The exploration is possible due to the use of queries encoded using SPARQL, which is the main query language for RDF-based ontologies and knowledge bases. Below are presented examples of such queries and their results:

Query 1. Which events had happened before the press button was pushed?

figure d
Fig. 5.
figure 5

Results of query 1

The first query provides information about what happened in the scene before the trainee pushed the press button. The query searches for events and their assigned time slices that happened before the event with the name “pressing the turn on the button of the press”. The result consists of event names ordered by time, which is shown in Fig. 5.

Query 2. How long the metal sheet was inspected?

figure e
Fig. 6.
figure 6

Results of query 2

The second query gives information about the duration of the visual inspection of the metal sheet. The query searches for the time slice of the event named “visually controlling the metal sheet”, then using the time interval object, access the information when the event started and ended. The result of the query is shown in Fig. 6.

Query 3. When and What states the sheet metal transitioned into?

figure f
Fig. 7.
figure 7

Results of query 3

The last query provides information about what happened sequentially with the metal sheet. The query searches for events that changed the states of the scene object named “metal sheet”. Then using proper time slices, the query determines the time by which the states are ordered. The results consist of the name and ID of the states and the time when they have begun. The query result is shown in Fig. 7.

Such queries can provide information about user experience with the training system. For example, how many mistakes the user made, how long the interaction with different objects took, and how complex and hard were the activities for the user. This information can be then used to evaluate the system and training scenario in order to increase the functionality and user-friendliness of the system and boost the efficiency of the virtual training.

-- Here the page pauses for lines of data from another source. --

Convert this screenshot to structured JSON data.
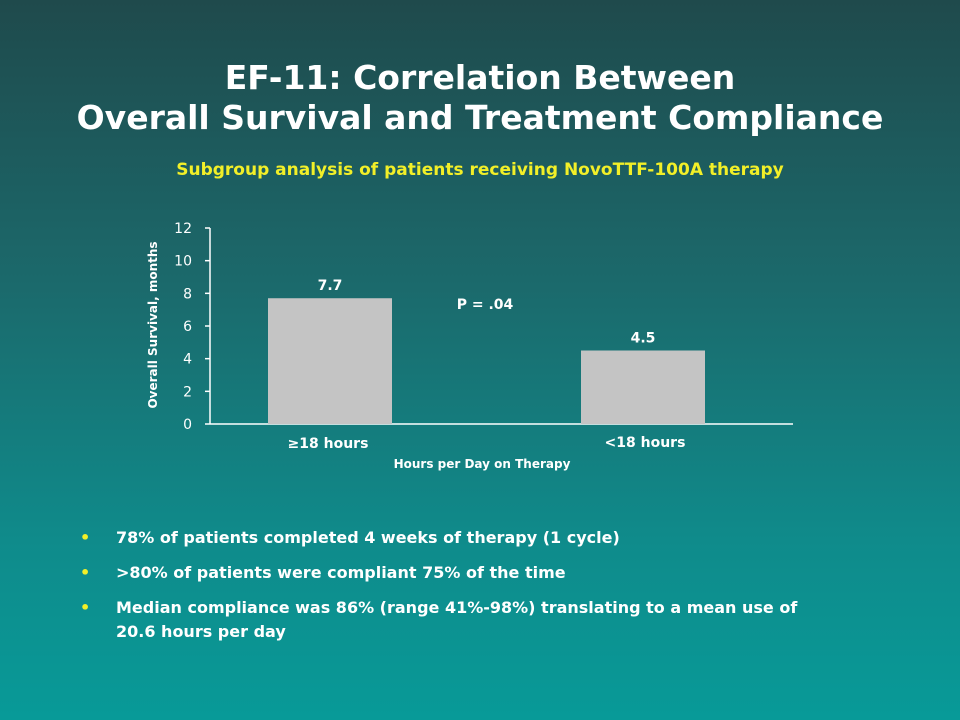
{
  "slide": {
    "title_line1": "EF-11: Correlation Between",
    "title_line2": "Overall Survival and Treatment Compliance",
    "subtitle": "Subgroup analysis of patients receiving NovoTTF-100A therapy",
    "bullets": [
      "78% of patients completed 4 weeks of therapy (1 cycle)",
      ">80% of patients were compliant 75% of the time",
      "Median compliance was 86% (range 41%-98%) translating to a mean use of 20.6 hours per day"
    ],
    "bullet_marker": "•"
  },
  "chart_data": {
    "type": "bar",
    "categories": [
      "≥18 hours",
      "<18 hours"
    ],
    "values": [
      7.7,
      4.5
    ],
    "data_labels": [
      "7.7",
      "4.5"
    ],
    "xlabel": "Hours per Day on Therapy",
    "ylabel": "Overall Survival, months",
    "ylim": [
      0,
      12
    ],
    "yticks": [
      0,
      2,
      4,
      6,
      8,
      10,
      12
    ],
    "annotation": "P = .04",
    "bar_color": "#c4c4c4",
    "axis_color": "#ffffff",
    "grid": false
  }
}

5 Conclusions and Future Work

The use of knowledge-based representation for interactive 3D content, especially in the context of the collaborative network- and web-based VR/AR systems, has the potential to benefit various application domains by providing additional information about users’ and objects’ behavior. The paper presents a new approach to semantically representing the behavior of XR environments, including users’ and objects’ interactions and autonomous actions. The proposed model allows for the representation of temporal characteristics of XR environments with domain-specific terminology, which can be further explored through queries and reasoning. This approach could potentially lead to a more effective and widespread distribution of domain knowledge using XR. Furthermore, the information acquired by semantic queries can improve the user experience by measuring the performance of the users inside the virtual scene, which can lead to evaluating the system and training scenario in order to enhance the usability of the training system.

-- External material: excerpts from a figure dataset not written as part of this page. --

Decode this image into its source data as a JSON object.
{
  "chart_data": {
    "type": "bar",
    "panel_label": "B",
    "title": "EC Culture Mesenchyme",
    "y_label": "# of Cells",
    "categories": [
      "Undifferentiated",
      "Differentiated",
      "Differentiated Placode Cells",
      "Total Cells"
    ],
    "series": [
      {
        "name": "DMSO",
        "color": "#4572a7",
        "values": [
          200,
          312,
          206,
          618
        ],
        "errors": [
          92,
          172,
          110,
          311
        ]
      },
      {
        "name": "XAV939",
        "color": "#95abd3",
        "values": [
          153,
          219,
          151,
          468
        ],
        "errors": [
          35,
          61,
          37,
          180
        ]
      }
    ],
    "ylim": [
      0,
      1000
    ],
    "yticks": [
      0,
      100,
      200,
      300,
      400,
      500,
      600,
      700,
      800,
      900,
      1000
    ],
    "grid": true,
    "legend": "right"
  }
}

Additionally, an example and overview of the generated knowledge base for the VR training system have been presented, which is a real training scenario based on the requirements of the training process house appliances manufacturer. Additionally, on generated knowledge base the semantic queries were performed and results and overview were presented.

Possible future research directions can focus on the development of semantic repositories with domain knowledge collected using the proposed model as well as the development of machine learning methods for analyzing and classifying the collected data. It could be especially useful to discover patterns in users’ behavior in training sessions, e.g., common problems and mistakes, to improve the overall training performance. In addition, we plan to develop graphical tools supporting the execution of queries against training ontologies and knowledge bases, which would facilitate the use of our approach by non-IT-specialists. Moreover, formal responses to semantic queries can be enriched by the accompanying visualization recorded during the training session.